I have an example Action in a Controller.
def some_action
product = Product.new
product.name = "namepro"
if product.save
client.update_attribute(:product_id,product.id)
end
end
How to add transactions for this code? I try with this example code:
def some_action
**transaction do**
product = Product.new
product.name = "namepro"
if product.save
client.update_attribute(:product_create,Time.now)
end
**end**
end
But it produces this error:
undefined method `transaction'
I read about using transactions in Controllers is a bad practice but I don't know why is the reason (http://markdaggett.com/blog/2011/12/01/transactions-in-rails/)
In the example, if product has been created and saved and the client update fail... Rails must not do nothing.
thanks.
You can use a transaction in a controller if you really want to. As you noted, it's bad practice, but if you want to do it, just call Product.transaction do
instead of transaction do
. transaction
is a class method on ActiveRecord::Base
, so you need to call it on an ActiveRecord-derived class. Any model class in your application will do (nit-picking caveat: if you are connecting to different databases for different models, that may not be true...but you're probably not doing that).

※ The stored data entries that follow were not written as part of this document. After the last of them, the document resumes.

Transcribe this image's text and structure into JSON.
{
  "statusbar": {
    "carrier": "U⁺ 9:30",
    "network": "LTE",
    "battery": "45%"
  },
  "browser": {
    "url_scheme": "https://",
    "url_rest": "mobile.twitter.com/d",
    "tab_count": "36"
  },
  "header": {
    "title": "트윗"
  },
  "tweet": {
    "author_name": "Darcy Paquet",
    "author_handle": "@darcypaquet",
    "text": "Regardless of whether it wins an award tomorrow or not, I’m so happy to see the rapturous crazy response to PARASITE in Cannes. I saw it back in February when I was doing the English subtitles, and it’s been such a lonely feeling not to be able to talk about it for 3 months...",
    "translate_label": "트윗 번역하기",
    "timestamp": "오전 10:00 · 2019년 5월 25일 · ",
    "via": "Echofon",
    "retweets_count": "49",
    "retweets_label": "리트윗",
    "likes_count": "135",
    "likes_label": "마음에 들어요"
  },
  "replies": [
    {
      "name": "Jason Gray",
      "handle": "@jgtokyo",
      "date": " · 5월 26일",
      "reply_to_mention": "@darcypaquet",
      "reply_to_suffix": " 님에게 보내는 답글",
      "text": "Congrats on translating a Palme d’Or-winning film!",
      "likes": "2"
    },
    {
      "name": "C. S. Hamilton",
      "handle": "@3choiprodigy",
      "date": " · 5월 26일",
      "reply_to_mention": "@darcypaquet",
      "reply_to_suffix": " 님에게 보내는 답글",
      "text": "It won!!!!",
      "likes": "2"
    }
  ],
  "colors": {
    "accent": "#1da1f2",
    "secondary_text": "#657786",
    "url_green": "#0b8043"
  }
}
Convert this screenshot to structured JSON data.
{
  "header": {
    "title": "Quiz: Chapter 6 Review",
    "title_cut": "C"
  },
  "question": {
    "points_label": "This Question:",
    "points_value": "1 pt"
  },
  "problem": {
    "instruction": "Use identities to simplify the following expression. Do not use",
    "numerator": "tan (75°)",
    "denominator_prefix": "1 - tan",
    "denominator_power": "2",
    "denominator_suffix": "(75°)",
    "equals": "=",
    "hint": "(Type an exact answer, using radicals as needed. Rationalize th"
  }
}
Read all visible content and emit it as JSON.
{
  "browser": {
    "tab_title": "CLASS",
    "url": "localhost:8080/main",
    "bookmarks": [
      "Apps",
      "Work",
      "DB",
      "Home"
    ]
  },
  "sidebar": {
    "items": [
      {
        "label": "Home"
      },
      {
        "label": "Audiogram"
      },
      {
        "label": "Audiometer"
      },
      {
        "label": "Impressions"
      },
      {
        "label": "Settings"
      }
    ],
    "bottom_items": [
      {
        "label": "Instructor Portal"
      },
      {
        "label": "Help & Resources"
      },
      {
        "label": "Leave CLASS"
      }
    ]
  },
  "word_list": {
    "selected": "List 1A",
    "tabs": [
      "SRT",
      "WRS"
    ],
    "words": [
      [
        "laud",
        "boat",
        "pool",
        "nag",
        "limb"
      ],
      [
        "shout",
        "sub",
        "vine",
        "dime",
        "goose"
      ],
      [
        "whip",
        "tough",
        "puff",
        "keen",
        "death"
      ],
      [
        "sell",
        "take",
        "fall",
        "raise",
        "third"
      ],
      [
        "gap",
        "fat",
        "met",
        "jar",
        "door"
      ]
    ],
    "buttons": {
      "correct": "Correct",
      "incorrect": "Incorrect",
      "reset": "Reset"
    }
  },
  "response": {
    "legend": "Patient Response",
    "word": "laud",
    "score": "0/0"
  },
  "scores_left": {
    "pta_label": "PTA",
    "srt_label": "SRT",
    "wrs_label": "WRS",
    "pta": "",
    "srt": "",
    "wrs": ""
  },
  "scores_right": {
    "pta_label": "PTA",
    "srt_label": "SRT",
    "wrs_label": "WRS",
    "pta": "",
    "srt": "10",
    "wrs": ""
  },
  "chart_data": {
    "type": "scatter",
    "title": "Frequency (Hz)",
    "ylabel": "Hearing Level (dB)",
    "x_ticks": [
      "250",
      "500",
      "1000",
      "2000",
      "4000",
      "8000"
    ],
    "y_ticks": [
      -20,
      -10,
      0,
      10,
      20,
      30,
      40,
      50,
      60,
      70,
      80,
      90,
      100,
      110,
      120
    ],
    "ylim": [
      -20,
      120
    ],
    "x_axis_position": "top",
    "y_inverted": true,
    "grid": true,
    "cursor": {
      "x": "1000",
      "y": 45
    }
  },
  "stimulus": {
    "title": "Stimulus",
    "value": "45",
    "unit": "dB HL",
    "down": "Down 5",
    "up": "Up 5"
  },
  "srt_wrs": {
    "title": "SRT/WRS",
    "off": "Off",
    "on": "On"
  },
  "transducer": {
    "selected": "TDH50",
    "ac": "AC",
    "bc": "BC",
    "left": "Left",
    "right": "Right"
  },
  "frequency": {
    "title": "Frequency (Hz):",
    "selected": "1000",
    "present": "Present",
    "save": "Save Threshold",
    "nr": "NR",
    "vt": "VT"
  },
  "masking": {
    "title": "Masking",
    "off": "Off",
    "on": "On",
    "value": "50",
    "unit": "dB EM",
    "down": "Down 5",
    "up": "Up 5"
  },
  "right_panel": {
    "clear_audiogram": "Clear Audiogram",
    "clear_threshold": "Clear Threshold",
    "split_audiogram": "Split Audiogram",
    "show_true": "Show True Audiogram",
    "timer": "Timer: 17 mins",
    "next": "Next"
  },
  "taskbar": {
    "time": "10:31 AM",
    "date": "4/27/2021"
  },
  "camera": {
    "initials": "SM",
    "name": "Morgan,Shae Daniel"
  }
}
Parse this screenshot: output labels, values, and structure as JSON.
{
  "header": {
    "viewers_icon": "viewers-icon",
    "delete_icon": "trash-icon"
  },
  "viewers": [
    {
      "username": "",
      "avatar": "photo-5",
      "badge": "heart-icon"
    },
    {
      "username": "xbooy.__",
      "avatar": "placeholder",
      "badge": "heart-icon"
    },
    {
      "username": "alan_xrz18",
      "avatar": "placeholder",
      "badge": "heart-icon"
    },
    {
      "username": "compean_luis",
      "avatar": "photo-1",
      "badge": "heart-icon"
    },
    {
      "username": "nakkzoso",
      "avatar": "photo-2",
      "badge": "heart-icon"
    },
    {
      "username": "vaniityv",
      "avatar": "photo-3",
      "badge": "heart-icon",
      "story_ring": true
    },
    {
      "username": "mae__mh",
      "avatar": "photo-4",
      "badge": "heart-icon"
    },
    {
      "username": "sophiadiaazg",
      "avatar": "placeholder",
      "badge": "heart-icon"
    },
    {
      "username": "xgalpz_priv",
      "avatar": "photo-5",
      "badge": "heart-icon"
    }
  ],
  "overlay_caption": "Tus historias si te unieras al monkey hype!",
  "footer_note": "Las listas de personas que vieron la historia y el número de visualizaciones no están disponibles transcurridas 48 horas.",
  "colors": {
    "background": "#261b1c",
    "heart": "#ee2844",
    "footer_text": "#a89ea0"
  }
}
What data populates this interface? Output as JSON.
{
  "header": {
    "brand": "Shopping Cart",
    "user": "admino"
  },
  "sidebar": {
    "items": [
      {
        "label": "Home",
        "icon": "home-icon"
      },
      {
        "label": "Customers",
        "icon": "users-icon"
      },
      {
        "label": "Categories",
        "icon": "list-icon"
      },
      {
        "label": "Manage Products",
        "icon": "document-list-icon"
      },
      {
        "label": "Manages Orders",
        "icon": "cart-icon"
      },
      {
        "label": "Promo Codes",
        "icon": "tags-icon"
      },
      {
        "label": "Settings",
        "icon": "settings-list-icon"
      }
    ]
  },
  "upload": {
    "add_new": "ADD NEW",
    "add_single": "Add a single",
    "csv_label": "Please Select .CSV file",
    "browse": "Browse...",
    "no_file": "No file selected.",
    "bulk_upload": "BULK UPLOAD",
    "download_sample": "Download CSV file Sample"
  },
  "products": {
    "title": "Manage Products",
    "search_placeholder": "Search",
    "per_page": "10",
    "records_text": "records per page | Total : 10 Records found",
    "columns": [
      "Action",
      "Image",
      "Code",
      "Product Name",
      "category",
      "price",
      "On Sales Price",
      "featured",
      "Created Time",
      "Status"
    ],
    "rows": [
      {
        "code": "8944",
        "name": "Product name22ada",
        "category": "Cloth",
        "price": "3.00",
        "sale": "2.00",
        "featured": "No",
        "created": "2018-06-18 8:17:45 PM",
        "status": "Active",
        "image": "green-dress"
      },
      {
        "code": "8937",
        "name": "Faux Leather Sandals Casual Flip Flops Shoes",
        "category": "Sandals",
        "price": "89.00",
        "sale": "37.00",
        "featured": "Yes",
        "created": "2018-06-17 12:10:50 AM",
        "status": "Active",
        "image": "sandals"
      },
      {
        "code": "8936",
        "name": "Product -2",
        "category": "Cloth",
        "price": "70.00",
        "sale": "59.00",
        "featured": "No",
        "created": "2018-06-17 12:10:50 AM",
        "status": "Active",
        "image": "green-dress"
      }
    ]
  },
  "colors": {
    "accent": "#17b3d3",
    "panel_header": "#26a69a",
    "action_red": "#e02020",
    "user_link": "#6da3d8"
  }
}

The reason this is a bad practice is that it doesn't properly separate concerns according to the MVC paradigm. Your controller shouldn't be so concerned with your data persistence implementation. A better approach would be to add a method to Product
. Maybe something like this:
def save_and_update_create_time
transaction do
if save
client.update_attribute(:product_create, Time.now)
end
end
end
Then instead of calling product.save
in your controller, call product.save_and_update_client_create_time
. You may need to pass client
to that method too; it's unclear from your code where client
comes from. If it's an attribute on product
, then the method above should work.
There are better, more Railsy ways to do this, too, especially if a product
knows about its client
without needing any controller data. Then you can just use an after_save
callback, like this (add to Product
class):
after_save :update_client
private
def update_client(product)
product.client.update_attribute(:product_create, Time.now)
end
Then every time a Product
is saved, the field on the associated client will be updated. You'll possibly have to introduce some code to check for the existence of a client
first.
The benefit to using callbacks, besides cleaner code, is that the entire callback chain runs in a single transaction along with the save; you don't need to create the transaction manually. You can read more about callbacks in the Rails documentation.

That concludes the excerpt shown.